Transcript from the "Type Parameters" Lesson
>> And let's talk about type parameters. So here's an example of a method on a string. So this is the pop method. And what pop does is it says take one character off the end of the string and just return it. So I'm gonna say last char = mystring.pop.
[00:00:16] Remember we talked about chars earlier, that's that type. That's basically the same thing as a u32 but it's validated to be a valid unicode scalar value. So just like, hey, just pop the public character off of my string. Now in some languages, this might be the type of last char, as it might have actually the type char.
[00:00:34] In other words, when I call pop on my string, it's gonna give me back a char. Well, here's the problem. What if it's an empty string? What if my string is actually has no characters in it? I'm calling pop on it, then what would this be? Well, in a lot of languages that might come back as null or nil or undefined or something like that, but Rust doesn't have those things.
[00:00:52] So what does it do? Well, one option is it could panic, but as it happens, it doesn't panic. It does something a little bit more useful than that. So here's what it actually does. Pop returns an option, bracket char. So what does that, let's talk about that. So option is an enum and its definition looks like this.
[00:01:12] It's enum option bracket T, and then it's two variants or none, and then some parentheses T. This being the tuple syntax for having a payload. So either it's got none, or it's got some and then this T type that's wrapped up inside as a payload to the some variant.
[00:01:31] So what is T? Well, T could be anything. It's what's called a type parameter. I could have actually chosen any name I wanted for this. I happen to choose T but I could have chosen B or X or food or hamburger, anything you want. The point is when you define it inside these angle brackets, whatever name you choose there, you're now free to use inside of your variants in your enum definition.
[00:01:56] And as you may have noticed, there's more angle brackets here when I'm actually making one of these option things. So because I put angle brackets here the definition, whenever you're actually using this thing, you need to specify exactly what T is. So in this particular example, T is char.
[00:02:12] But as we'll C, T can be any type you want. So for example, here's using T being string rather than char. So I could say let email: Option<string> = Some (email_str) which has the type string. Now here, this is an example of my creating an option from scratch.
[00:02:32] Now you may be wondering why didn't I put option colon colon some here. And the answer there is that option is actually special. This is built into the standard library and you don't actually have to namespace it basically because it comes up really often. There's a lot of functions that involve option types.
[00:02:47] And Rust didn't want you to have to write out option colon colon all the time. So basically, just made it so you can just say some or none and not have to do any name spacing for those. So the other thing we could do is we could set it equal to none either of those is totally fine, okay.

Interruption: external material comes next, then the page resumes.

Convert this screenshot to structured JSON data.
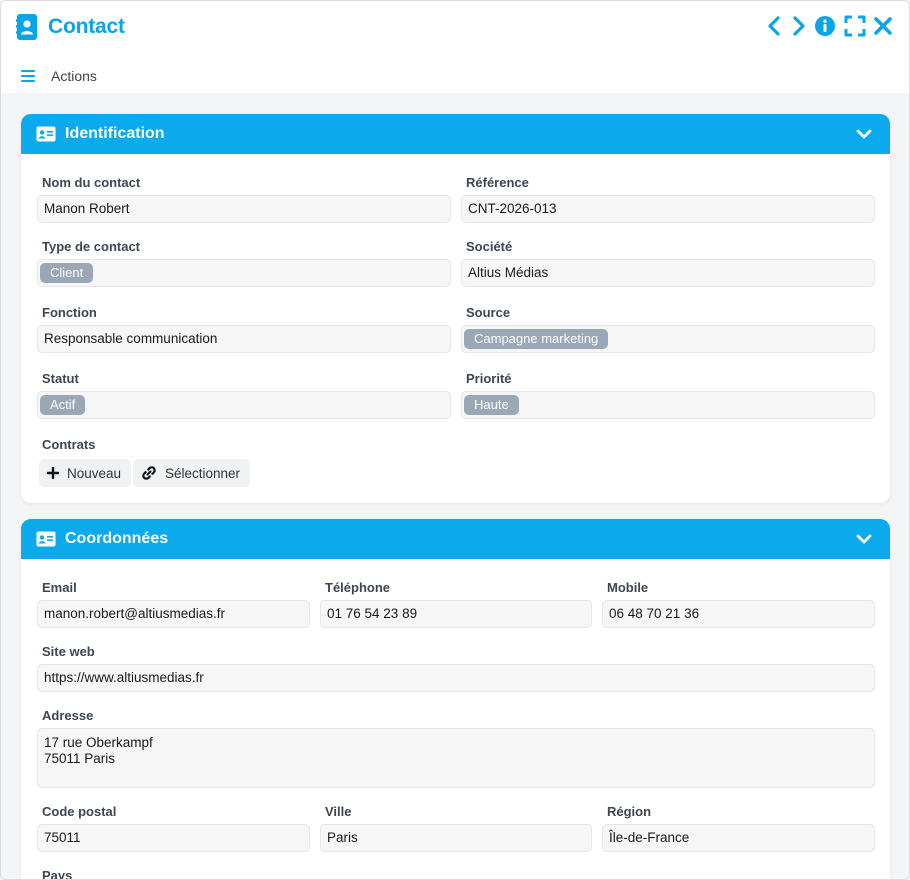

[00:03:09] So a related type is result. So result is similar to option except that instead of representing the possible absence of a value, result represents the possible an operation that could have failed. So here we have an okay variant, in which case, it wraps up the okay. That's why the O type parameter, or we have an error variant, in which case it has a payload of E type parameter.
[00:03:38] So there's two type parameters here rather than one. You can have as many type parameters as you want in a type. So here's an example of using that. I might say let success is result of i64 string equals okay 42, or failure of i64 string it was error and then some error string.
[00:03:53] So this would be basically I would use this in a situation where I'm gonna run some sort of operation and either it will succeed in which case if it succeeded, I'll get back in i64. Or that operation might fail and if it failed, it's gonna give me a string describing what went wrong.
[00:04:09] Keep in mind that this error type could be anything you want. Maybe in fact, a pretty common thing that people will do is they'll actually have an enum that enumerates all the different things that could go wrong. And then that will be what comes back as your error type.
[00:04:22] If you don't have an error type, you could just put unit there. Or if you want, that is to say if there's no additional error information that you wanna have there, you could put unit for this error type. Or it's quite common instead to use option rather than results.
[00:04:36] Either one's totally fine. Much like with option, the result colon colon prefix is also optional for result because again result comes up all the time. Results and option both are very common use not just in the Rust standard library but also in the whole Rust ecosystem. They're the only two enums that work this way are result and option but everywhere else you do need to actually put that prefix on there.